Between Love’s initial hack and the arrest, the FBI believe that Anonymous hackers repeatedly entered the government system, stole personal details from employees, contractors and families. 2000 bank accounts were stolen, and the FBI is worried about theft. Love’s lawyers are fighting his extradition and are hoping to keep him in the U.K. to face hacking charges.

An FBI memo has called the hacking “a widespread problem that should be addressed… the majority of the intrusions have not yet been made publicly known [and] It is unknown exactly how many systems have been compromised.”

Anonymous has called the attacks “Operation Last Resort,” and campaigners for the hacktivist collective have said the operation was a retaliatory measure for the prosecution and suicide of Aaron Swartz, a computer programmer who attained notoriety when he allegedly saved hundreds of published articles from the academic digital library, JSTOR. Swartz had illegally accessed hundreds of academic papers and made them free for anyone to download.

A second hacktivist with Anonymous and Lulzsec, Jeremy Hammond, was sentenced to 10 years in jail yesterday for one count of the Computer Fraud and Abuse Act.

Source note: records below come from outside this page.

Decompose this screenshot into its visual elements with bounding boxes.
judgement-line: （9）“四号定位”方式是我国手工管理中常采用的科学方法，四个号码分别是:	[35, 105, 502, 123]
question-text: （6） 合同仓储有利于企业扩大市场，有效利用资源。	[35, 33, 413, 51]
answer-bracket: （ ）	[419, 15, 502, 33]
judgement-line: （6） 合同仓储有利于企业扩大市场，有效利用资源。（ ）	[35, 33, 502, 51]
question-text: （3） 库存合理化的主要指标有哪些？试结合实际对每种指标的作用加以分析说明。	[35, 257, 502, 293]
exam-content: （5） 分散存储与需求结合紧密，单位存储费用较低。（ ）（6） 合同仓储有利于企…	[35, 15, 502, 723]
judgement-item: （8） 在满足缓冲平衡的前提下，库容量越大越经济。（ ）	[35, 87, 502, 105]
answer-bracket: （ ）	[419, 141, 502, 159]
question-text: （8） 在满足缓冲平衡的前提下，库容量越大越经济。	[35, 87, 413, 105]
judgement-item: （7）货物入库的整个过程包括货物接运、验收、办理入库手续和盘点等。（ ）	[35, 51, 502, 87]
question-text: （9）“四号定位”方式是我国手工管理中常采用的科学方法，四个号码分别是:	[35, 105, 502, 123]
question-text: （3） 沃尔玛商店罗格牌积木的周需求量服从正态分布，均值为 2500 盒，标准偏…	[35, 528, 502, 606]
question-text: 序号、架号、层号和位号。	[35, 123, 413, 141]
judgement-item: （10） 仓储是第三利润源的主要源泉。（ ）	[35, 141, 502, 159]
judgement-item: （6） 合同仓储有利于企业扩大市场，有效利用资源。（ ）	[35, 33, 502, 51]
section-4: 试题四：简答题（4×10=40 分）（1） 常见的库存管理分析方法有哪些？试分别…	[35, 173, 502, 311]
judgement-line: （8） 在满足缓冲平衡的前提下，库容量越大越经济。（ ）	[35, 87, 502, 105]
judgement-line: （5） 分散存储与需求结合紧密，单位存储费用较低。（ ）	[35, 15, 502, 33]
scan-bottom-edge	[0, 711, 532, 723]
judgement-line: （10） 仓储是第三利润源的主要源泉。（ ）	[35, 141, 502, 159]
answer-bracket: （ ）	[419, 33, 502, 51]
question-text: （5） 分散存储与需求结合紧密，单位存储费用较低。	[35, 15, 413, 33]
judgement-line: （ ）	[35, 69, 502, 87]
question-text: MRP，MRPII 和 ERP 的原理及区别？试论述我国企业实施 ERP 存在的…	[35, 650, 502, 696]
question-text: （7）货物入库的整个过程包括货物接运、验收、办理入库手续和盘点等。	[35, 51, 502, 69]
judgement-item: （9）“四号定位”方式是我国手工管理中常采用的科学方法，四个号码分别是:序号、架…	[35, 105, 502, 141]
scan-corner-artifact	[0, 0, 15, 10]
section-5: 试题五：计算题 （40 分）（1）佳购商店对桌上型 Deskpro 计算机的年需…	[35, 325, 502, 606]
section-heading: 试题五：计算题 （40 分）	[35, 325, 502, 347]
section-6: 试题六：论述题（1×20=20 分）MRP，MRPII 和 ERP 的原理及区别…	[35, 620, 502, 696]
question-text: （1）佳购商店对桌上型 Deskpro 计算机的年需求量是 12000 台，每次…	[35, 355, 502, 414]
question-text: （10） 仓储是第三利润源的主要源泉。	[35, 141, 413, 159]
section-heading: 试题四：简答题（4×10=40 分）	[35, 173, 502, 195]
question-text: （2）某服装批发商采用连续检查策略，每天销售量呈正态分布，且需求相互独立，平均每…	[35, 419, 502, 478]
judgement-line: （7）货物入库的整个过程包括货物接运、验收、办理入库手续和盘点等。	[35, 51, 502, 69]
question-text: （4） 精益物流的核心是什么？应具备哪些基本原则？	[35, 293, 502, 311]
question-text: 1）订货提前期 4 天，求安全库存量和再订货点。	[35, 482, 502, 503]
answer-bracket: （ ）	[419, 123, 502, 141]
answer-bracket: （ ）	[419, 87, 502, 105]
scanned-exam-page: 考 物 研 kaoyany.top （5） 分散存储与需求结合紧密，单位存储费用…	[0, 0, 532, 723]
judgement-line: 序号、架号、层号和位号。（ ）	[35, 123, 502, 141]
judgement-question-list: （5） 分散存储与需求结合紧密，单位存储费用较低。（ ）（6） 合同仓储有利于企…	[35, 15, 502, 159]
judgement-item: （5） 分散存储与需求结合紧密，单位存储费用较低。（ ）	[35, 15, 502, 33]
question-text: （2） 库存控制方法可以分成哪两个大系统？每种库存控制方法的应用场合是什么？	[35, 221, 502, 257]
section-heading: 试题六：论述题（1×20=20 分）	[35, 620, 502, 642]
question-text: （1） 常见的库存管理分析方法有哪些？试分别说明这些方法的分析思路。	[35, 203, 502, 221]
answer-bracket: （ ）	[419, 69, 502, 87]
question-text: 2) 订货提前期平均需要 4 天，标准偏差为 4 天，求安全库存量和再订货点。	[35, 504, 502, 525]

“I have tried everything from voting petitions to peaceful protest and have found that those in power do not want the truth to be exposed,” Hammond said in his sentencing statement, which he used as a soapbox. “When we speak truth to power we are ignored at best and brutally suppressed at worst. We are confronting a power structure that does not respect its own system of checks and balances, never mind the rights of it’s [sic] own citizens or the international community.”